Dr. Kristen Mills is a College of Education and Human Ecology Dean’s Diversity Postdoctoral Research Fellow in the Department of Educational Studies at The Ohio State University. She received her Ph.D. in Ecological-Community Psychology from Michigan State University in 2019. Her program of research examines academic resilience and racial battle fatigue among racially and ethnically minoritized students, and the use of research evidence in education. Her research aims to strengthen practices and interventions that promote both academic success and well-being among traditionally underrepresented students. Her work is published in journals such as Journal of Diversity in Higher Education, Journal of Black Psychology, Evidence and Policy, Educational Research Review, and American Journal of Community Psychology.

Dr. Dinorah Sánchez Loza (she/hers/ella/elle/they) is a Dean’s Diversity Postdoctoral Fellow in the College of Education and Human Ecology whose scholarship is guided by one central question: What relationship exists between schools and how youth come to think and act politically? Dr. Sánchez Loza completed her doctoral studies in 2020 at the University of California, Berkeley in the Social Cultural Studies program in the Graduate School of Education where her work focused on critical social theories in education, settler colonialism and its resultant structuring of race, gender, and political/economic relations, and the teaching and learning of politics and civic engagement.

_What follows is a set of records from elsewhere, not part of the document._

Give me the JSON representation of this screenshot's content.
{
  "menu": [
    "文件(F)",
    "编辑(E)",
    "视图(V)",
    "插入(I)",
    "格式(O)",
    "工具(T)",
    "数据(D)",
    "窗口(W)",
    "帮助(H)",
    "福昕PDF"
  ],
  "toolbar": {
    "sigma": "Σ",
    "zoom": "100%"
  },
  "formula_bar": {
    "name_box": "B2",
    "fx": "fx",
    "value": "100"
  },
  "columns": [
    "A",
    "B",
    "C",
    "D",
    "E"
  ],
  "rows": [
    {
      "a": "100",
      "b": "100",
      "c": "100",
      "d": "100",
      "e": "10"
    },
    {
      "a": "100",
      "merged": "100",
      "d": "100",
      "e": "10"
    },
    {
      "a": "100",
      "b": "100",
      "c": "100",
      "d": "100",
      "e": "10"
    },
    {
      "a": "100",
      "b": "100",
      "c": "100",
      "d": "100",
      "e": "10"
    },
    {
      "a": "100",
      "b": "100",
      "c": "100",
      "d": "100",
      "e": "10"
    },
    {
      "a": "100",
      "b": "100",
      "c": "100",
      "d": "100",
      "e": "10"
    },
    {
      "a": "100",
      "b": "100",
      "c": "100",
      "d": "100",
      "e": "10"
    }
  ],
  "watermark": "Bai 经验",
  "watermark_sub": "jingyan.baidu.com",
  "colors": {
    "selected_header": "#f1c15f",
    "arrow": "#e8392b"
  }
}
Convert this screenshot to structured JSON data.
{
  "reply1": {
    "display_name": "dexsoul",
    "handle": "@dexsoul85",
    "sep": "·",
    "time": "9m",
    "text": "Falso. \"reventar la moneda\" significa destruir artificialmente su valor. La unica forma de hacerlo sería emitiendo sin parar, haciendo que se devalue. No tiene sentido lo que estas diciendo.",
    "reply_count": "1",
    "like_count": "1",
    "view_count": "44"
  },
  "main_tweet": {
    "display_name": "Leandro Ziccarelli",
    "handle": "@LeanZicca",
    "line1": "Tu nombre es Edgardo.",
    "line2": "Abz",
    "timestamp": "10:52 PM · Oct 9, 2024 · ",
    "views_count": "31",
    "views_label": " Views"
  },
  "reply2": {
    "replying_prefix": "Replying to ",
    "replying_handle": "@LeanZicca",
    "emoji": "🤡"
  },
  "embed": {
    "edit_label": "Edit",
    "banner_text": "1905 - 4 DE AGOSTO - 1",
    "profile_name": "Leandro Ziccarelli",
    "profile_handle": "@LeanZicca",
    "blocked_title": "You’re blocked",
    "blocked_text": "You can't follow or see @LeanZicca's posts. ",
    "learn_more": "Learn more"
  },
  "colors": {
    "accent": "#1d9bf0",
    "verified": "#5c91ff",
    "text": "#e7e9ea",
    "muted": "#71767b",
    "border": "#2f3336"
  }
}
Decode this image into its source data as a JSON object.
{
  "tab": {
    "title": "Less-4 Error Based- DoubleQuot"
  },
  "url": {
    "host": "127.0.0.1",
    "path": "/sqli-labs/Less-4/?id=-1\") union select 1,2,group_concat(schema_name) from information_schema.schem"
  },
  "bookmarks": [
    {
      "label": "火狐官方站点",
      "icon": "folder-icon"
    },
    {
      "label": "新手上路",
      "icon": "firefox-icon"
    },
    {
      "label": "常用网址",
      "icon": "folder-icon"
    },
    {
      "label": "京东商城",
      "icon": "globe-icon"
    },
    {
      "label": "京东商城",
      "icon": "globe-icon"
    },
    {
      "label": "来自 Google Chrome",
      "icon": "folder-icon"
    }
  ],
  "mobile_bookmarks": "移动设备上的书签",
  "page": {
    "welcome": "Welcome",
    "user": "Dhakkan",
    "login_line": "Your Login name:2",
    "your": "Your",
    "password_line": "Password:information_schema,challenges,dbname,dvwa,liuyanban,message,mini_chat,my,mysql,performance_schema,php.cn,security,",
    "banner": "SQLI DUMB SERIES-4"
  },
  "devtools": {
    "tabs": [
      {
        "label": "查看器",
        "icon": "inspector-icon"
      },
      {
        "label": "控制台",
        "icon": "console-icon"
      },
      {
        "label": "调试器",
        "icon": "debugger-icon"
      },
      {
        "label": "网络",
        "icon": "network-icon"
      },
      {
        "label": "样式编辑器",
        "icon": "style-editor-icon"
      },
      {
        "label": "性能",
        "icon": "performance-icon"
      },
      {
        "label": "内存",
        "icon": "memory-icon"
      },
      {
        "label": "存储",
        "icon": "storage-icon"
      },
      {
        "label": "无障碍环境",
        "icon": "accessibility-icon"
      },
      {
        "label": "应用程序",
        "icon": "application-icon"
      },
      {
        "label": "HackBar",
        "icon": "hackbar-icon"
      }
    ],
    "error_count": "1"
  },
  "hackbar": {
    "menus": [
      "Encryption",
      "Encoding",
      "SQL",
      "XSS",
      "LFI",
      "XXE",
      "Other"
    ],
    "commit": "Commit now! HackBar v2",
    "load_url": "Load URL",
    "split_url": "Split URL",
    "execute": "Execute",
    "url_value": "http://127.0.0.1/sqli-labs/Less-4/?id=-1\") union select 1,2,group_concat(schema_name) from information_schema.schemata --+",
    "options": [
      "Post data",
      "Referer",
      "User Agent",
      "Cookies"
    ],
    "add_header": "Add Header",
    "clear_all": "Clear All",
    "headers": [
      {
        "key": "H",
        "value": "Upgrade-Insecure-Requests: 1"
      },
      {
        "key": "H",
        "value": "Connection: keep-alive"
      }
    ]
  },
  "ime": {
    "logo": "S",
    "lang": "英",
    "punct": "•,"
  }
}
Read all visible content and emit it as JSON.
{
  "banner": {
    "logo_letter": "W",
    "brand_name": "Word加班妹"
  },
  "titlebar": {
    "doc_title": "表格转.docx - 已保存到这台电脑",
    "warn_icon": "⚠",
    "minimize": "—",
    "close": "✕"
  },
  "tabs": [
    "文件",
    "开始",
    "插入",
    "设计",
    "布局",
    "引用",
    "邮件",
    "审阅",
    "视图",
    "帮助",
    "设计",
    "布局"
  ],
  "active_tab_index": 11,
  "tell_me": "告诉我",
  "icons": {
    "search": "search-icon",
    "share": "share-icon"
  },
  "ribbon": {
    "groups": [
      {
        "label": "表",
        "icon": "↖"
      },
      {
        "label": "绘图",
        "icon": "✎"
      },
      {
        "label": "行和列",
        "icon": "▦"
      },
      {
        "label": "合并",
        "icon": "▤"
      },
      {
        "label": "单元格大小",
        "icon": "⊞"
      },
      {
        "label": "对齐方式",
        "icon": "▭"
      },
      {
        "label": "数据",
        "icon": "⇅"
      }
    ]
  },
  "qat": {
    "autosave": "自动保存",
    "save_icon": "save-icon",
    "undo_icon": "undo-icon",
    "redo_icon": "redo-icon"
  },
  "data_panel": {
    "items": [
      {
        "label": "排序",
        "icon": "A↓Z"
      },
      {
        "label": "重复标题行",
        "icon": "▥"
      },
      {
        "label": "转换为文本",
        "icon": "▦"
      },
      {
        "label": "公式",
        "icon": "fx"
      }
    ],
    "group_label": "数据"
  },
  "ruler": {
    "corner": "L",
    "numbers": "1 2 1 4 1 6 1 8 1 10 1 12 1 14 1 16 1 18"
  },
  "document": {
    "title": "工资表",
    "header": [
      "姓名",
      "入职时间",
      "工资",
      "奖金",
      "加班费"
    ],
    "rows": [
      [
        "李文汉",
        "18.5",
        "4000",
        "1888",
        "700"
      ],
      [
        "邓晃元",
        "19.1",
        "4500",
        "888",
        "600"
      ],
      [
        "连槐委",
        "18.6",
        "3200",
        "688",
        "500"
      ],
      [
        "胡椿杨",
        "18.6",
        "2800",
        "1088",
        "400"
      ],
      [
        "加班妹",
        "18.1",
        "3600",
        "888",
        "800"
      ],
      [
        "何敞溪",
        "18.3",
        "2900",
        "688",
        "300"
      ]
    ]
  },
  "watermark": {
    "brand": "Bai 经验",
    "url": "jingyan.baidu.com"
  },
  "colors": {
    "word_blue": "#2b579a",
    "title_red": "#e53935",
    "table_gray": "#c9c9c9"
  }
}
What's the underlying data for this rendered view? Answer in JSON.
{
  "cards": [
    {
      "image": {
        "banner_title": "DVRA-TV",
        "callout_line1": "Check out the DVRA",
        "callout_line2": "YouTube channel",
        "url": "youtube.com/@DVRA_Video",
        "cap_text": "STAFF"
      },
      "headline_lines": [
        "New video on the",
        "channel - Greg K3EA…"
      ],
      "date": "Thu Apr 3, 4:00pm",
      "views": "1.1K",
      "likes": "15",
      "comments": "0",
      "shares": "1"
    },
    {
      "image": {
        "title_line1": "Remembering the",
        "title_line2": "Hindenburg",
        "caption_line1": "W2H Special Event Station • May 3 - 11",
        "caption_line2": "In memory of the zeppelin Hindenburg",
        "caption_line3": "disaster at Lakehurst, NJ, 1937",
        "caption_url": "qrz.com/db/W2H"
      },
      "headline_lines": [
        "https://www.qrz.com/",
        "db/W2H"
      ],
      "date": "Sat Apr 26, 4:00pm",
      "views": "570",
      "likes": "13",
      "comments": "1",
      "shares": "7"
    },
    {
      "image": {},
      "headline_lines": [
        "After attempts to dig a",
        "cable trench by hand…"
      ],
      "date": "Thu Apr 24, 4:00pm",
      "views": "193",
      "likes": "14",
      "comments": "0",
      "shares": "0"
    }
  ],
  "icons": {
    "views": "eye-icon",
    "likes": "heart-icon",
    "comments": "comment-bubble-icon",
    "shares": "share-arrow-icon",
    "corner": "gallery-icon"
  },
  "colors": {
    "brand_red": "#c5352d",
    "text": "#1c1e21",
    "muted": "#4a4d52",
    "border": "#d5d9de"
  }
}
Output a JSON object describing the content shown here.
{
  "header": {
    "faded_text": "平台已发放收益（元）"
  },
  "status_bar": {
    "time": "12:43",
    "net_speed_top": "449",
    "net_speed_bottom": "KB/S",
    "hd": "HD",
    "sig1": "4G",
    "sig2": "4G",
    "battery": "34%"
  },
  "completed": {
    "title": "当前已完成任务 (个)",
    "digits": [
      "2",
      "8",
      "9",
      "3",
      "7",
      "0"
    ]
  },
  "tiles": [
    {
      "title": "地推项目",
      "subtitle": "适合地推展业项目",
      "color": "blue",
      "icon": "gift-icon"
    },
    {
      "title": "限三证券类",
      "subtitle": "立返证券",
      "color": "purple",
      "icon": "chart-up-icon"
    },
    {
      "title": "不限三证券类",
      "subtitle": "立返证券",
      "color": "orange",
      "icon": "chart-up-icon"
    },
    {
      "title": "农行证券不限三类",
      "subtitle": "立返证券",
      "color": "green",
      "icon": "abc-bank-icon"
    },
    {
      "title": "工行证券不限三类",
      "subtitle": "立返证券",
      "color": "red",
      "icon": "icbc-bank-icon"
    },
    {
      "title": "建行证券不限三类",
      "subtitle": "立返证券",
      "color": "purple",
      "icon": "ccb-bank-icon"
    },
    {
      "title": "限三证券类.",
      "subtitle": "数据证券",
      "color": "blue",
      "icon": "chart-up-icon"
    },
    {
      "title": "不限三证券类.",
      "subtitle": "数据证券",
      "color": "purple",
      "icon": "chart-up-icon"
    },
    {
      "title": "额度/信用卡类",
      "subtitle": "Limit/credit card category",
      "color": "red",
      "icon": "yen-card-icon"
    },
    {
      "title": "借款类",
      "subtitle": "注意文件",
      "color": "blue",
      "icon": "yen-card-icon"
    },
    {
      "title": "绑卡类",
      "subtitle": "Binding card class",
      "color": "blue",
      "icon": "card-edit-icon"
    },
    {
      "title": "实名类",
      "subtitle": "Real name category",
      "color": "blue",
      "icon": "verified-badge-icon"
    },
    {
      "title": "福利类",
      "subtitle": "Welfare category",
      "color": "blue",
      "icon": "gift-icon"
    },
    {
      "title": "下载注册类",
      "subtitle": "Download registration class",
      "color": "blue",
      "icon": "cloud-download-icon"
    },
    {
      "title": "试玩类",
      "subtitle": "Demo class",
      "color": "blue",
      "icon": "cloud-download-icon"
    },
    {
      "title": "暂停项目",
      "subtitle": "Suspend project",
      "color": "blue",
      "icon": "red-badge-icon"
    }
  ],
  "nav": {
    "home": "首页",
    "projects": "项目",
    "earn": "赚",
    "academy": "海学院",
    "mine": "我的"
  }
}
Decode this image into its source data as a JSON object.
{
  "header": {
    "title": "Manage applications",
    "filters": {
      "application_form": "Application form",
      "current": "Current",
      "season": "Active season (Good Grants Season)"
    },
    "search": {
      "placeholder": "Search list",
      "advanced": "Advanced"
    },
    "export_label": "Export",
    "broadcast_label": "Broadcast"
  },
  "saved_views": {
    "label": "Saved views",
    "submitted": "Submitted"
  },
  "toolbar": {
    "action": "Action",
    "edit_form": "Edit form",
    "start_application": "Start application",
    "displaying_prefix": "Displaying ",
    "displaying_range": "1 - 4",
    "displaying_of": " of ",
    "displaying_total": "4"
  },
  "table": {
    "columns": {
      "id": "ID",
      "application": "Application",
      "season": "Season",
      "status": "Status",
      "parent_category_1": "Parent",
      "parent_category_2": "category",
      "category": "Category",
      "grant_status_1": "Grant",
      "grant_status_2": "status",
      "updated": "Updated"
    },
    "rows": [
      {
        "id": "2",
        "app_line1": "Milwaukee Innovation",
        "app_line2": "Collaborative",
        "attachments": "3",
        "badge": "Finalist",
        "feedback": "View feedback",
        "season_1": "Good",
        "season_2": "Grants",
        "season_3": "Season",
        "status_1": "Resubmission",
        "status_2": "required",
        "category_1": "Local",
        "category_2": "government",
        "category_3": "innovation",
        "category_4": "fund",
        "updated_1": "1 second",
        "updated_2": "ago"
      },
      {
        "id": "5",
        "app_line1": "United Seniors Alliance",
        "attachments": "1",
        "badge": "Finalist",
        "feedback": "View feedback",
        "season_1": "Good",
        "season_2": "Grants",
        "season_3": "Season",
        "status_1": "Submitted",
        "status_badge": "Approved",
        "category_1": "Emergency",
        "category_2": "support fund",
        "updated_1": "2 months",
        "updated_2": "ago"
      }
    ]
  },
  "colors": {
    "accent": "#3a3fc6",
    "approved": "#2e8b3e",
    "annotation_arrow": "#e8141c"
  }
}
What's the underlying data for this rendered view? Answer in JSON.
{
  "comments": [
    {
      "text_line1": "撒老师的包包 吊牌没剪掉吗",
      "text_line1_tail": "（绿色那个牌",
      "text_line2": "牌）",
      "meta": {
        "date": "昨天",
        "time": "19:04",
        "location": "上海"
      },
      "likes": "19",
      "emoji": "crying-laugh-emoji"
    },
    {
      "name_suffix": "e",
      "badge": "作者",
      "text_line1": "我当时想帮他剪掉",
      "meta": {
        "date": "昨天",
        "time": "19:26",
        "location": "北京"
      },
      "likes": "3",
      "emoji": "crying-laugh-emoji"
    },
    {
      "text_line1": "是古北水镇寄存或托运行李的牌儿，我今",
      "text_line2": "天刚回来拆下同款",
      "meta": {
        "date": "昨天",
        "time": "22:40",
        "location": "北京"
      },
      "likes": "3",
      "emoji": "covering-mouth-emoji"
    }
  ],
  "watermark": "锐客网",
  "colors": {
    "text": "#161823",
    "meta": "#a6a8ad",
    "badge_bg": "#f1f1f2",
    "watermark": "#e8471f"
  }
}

A veteran educator, Dinorah taught ELA and Dramatic Arts for seven years in south east Los Angeles, taught various age groups during her time in Japan, provided professional development to teachers in the Dominican Republic, acted as supervisor to teacher-candidates in the Bay Area, and designed and facilitated a critical research camp with youth in Oakland. Her scholarship has been recognized by the Ford Foundation, The Women’s Place at OSU, as well as the Center for Right Wing Studies and the Institute of the Study of Social Issues at UC Berkeley.

Tessa Smith (she/her) is a first-year PhD student in the Higher Education and Student Affairs program at the Ohio State University. In her role as a Learning and Development Consultant in the Office of Student Life at Ohio State, Tess provides training and consultation on educationally-purposeful supervision and learning and development for student employees and their supervisors. Tess’s research interests include critical pedagogy, first generation student development, positive psychology, and mortality consciousness.

Shay Valley (they/them) is a first year student in the Higher Education and Student Affairs MA program and a full-time employee in the ESL Programs office in the College of Education and Human Ecology at the Ohio State University. They are also a member of the Graduate Student Board research team housed within EHE’s QualLab. They are passionate about qualitative research, and they plan to pursue a PhD in Higher Education after they receive their MA. Their research interests include transgender and gender non-conforming student experiences at higher education institutions, LGBTQ+ college students’ mental health, and graduate student socialization.